Florian Lionnet Documents Languages of Africa
Lionnet studies Laal, an endangered language spoken by 800 people in southern Chad
Florian Lionnet grew up in a remarkably diverse auditory environment. Due to his father’s career as a doctor in the French military, he enjoyed a peripatetic lifestyle, spending time in Chad, Niger, Burundi, and New Caledonia. Although Lionnet spoke only French as a child, he was intrigued by the local languages he encountered with every move. By age 12, he began to collect and study language textbooks in his free time — the hallmark of “a very normal childhood,” he jokes.
Lionnet earned a master’s degree in linguistics from the École Normale Supérieure in Paris and a Ph.D. from the University of California, Berkeley, where he cultivated a specialty in previously undescribed African languages. Now an assistant professor in Princeton’s Program in Linguistics, Lionnet is a world expert on Laal — an endangered language with no extant relatives, currently spoken by about 800 people in southern Chad.

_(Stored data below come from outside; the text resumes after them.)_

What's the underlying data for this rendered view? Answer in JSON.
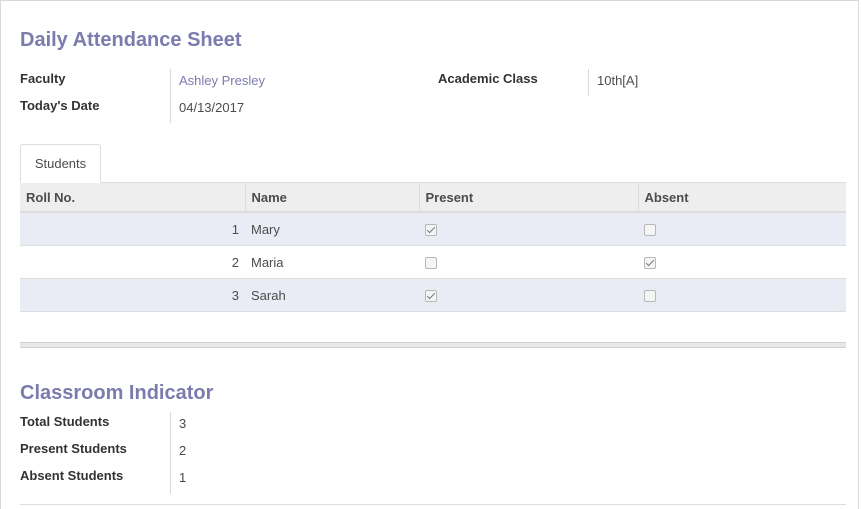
{
  "sheet": {
    "title": "Daily Attendance Sheet",
    "faculty_label": "Faculty",
    "faculty_value": "Ashley Presley",
    "date_label": "Today's Date",
    "date_value": "04/13/2017",
    "class_label": "Academic Class",
    "class_value": "10th[A]"
  },
  "tabs": [
    {
      "label": "Students"
    }
  ],
  "table": {
    "headers": [
      "Roll No.",
      "Name",
      "Present",
      "Absent"
    ],
    "rows": [
      {
        "roll": "1",
        "name": "Mary",
        "present": true,
        "absent": false
      },
      {
        "roll": "2",
        "name": "Maria",
        "present": false,
        "absent": true
      },
      {
        "roll": "3",
        "name": "Sarah",
        "present": true,
        "absent": false
      }
    ]
  },
  "indicator": {
    "title": "Classroom Indicator",
    "total_label": "Total Students",
    "total_value": "3",
    "present_label": "Present Students",
    "present_value": "2",
    "absent_label": "Absent Students",
    "absent_value": "1"
  }
}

Lionnet’s Work: A Sampling
TRANSCRIBING BLIND Since 2010, Lionnet has spent part of each year in Chad, recording speakers of Laal in as many contexts as possible. He transcribes these recordings with the international phonetic alphabet, a tool used by linguists to document languages with no extant written tradition. He’s now preparing to publish a dictionary and grammar book of Laal. One distinctive feature of Laal, notes Lionnet, is its unusual gender system. Instead of a masculine/feminine and/or neuter system for nouns, Laal uses a masculine/feminine system for humans, but an additional gender system for nonhuman nouns: Concrete nouns, like “table” and “goat,” have a different gender than abstract nouns, like “dream” and “departure.”

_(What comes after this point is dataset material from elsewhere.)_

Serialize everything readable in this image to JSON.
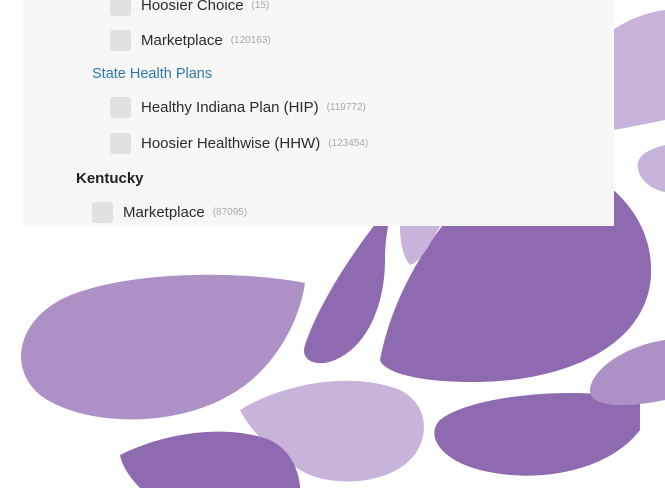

SOUND CHECK One of Lionnet’s major research interests is phonology, the study of sound systems in language. It is the counterpart of phonetics, another approach that linguists use to analyze sound. While phonetics deals with the acoustic properties of spoken language, phonology deals with abstract sounds — sounds that exist in the mind before they are translated into actual speech. While phonetics might compare how speakers of two different languages pronounce the letter “L,” phonology asks whether a language has an “L” sound at all by uncovering the key rules about how sounds may be combined. In a 2017 article, Lionnet argued that the phonology of Laal is influenced by its speakers’ understanding of phonetics.

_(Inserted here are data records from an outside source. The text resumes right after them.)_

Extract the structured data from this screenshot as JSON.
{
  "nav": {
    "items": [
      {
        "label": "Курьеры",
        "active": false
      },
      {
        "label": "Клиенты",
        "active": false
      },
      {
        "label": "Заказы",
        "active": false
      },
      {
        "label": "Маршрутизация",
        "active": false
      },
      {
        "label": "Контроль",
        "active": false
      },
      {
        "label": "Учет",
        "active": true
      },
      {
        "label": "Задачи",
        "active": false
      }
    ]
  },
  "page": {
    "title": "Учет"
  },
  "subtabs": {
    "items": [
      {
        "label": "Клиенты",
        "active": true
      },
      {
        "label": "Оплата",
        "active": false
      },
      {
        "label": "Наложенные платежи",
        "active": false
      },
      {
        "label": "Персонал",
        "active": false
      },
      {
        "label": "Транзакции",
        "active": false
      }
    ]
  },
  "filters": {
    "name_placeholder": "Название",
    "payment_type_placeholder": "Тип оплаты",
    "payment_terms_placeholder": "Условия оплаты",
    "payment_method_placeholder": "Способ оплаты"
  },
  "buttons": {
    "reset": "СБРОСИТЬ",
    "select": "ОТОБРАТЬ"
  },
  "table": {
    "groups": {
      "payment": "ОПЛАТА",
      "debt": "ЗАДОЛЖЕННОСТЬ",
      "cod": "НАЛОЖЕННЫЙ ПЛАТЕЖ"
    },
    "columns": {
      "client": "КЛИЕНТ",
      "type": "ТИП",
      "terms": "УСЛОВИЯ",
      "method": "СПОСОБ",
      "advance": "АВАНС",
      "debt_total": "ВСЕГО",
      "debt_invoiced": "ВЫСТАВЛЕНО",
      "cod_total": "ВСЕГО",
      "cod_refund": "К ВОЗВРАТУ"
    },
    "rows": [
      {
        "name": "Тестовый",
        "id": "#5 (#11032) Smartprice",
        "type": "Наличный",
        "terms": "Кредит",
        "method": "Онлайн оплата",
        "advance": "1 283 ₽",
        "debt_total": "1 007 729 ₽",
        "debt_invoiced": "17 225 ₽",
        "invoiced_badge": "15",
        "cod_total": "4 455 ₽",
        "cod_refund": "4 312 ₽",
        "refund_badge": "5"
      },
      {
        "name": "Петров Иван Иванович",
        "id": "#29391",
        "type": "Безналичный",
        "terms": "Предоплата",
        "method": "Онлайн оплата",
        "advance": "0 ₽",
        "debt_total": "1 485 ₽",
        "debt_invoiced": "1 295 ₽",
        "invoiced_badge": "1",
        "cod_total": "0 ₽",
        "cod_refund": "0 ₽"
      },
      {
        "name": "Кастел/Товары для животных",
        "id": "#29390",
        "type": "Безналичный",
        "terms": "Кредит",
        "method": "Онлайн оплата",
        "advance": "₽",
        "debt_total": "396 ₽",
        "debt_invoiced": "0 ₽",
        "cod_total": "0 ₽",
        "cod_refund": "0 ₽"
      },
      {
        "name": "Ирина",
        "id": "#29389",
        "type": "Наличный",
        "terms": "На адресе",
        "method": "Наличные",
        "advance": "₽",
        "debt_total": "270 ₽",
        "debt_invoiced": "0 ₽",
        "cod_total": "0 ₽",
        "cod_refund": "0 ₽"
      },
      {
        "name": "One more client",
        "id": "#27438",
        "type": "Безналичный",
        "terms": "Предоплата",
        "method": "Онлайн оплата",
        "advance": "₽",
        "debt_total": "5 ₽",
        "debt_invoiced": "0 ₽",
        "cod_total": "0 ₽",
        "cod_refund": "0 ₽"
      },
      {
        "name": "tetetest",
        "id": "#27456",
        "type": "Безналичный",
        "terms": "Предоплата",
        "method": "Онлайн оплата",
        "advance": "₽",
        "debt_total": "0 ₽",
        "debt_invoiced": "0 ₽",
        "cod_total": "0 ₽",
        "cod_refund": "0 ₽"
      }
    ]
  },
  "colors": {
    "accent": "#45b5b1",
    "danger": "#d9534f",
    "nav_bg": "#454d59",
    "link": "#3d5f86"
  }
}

FAMILY TIES Lionnet has a special interest in historical linguistics, which traces how languages change over time. He is researching a family of related languages in southern Chad to determine how and when each diverged from a common ancestor. Tracking linguistic changes can reveal clues about the history of the people who speak these languages; borrowed words, for example, are usually evidence of migration or cross-cultural contact. In regions that lack written traditions and remain largely unexplored by archaeologists, historical linguistics can be an essential tool for accessing the ancient past.